7. Cookies are categorized based on their function on the Website:
a. Technical/Necessary Cookies: Files essential for ensuring the proper functioning of the website, including ensuring the correct display of the website according to the device used by the user or the settings of that device; adjusting the content on the website that has technical significance for the operation of the website (e.g., language settings); remembering if the user has consented to display certain content.
b. Analytical Cookies: Files used to measure the effectiveness of our marketing activities without identifying users’ personal data, and to improve the functioning of our website, including: studying statistics related to website traffic and verifying traffic sources (e.g., referral directions); detecting abuses in website traffic (e.g., artificial internet traffic – bots); measuring the effectiveness of actions conducted for the Administrator, e.g., in the Google advertising network or on external websites.
c. Functional Cookies: Files used to remember user settings on websites (e.g., background color, language, shopping cart). This allows users to revisit a page and not have to reconfigure their settings after their first visit. This type of file is often a kind of persistent cookie.
d. Marketing/Advertising Cookies: Files used to track user interests and preferences for tailoring targeted advertising. These files are installed on the User’s device. Targeted ads may be displayed on other sites through remarketing. Not consenting to these cookies does not affect the use of the Website negatively.
e. Social Cookies: Cookies installed by placing links to specific social media. The purpose of these files is to allow users to connect with their profiles on social media.
8. Users can delete cookies from their browser at any time.
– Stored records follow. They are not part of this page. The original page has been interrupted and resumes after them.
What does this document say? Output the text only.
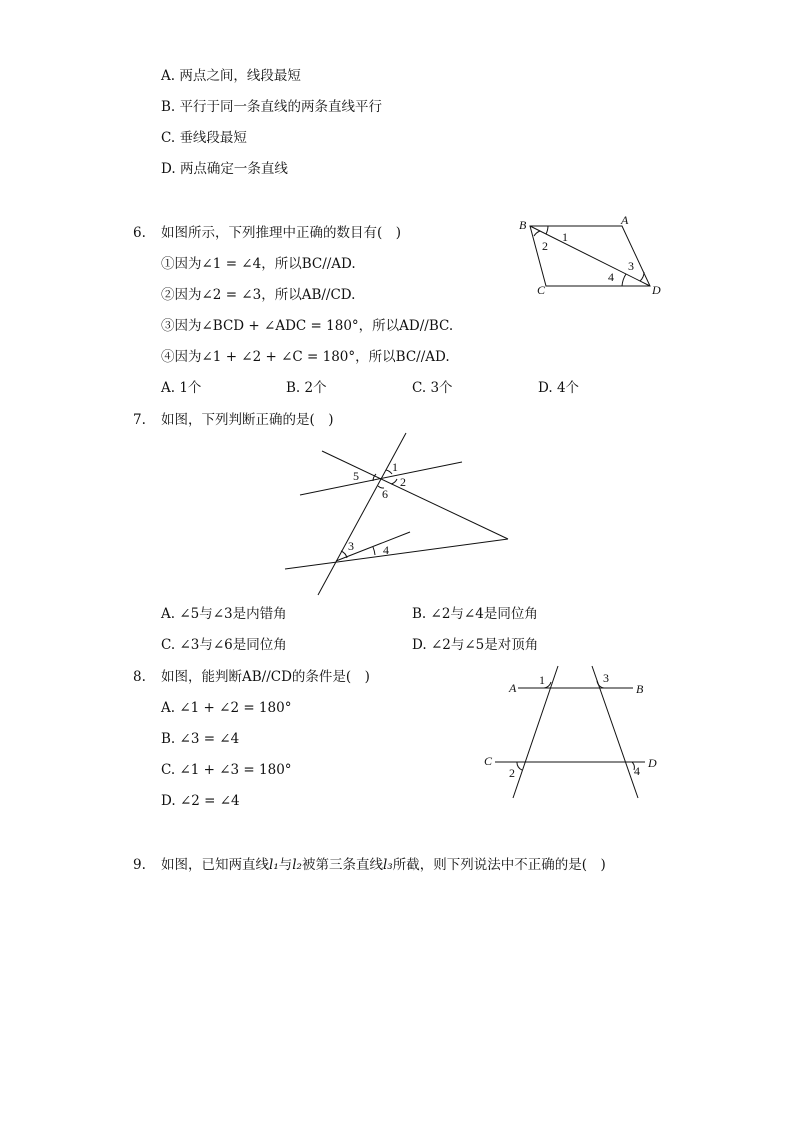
A. 两点之间，线段最短
B. 平行于同一条直线的两条直线平行
C. 垂线段最短
D. 两点确定一条直线
6. 如图所示，下列推理中正确的数目有(　)
①因为∠1 = ∠4，所以BC//AD.
②因为∠2 = ∠3，所以AB//CD.
③因为∠BCD + ∠ADC = 180°，所以AD//BC.
④因为∠1 + ∠2 + ∠C = 180°，所以BC//AD.
A. 1个	B. 2个	C. 3个	D. 4个
B	A
C	D
1
2
3
4
7. 如图，下列判断正确的是(　)
1
2
5
6
3 4
A. ∠5与∠3是内错角	B. ∠2与∠4是同位角
C. ∠3与∠6是同位角	D. ∠2与∠5是对顶角
8. 如图，能判断AB//CD的条件是(　)
A. ∠1 + ∠2 = 180°
B. ∠3 = ∠4
C. ∠1 + ∠3 = 180°
D. ∠2 = ∠4
A	B
C	D
1	3
2	4
9. 如图，已知两直线l₁与l₂被第三条直线l₃所截，则下列说法中不正确的是(　)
III. METHODS FOR DEFINING THE CONDITIONS FOR STORING OR ACCESSING COOKIES
1. The User has the option to limit or disable access to cookies on their Device. If this option is used, accessing the Administrator's website will still be possible, except for functions that inherently require cookies.
2. The User can independently and at any time change the settings related to cookies, defining the conditions for storing and accessing cookies on the User's Device.
3. Changes to the settings mentioned above can be made using the web browser settings or through the service configuration. These settings can be changed, in particular, to block automatic handling of cookies in the web browser settings or to notify about each placement of cookies on the Device. Detailed information about the options and methods for managing cookies is available in the software (web browser) settings. Below are 4. links to information on how to delete cookies in several popular web browsers:
a. Google Chrome
b. Mozilla Firefox
c. Microsoft Edge
5. The User can delete cookies at any time using the available functions in the web browser they use.
6. Restricting the use of cookies may affect some functionalities available on the Administrator’s website.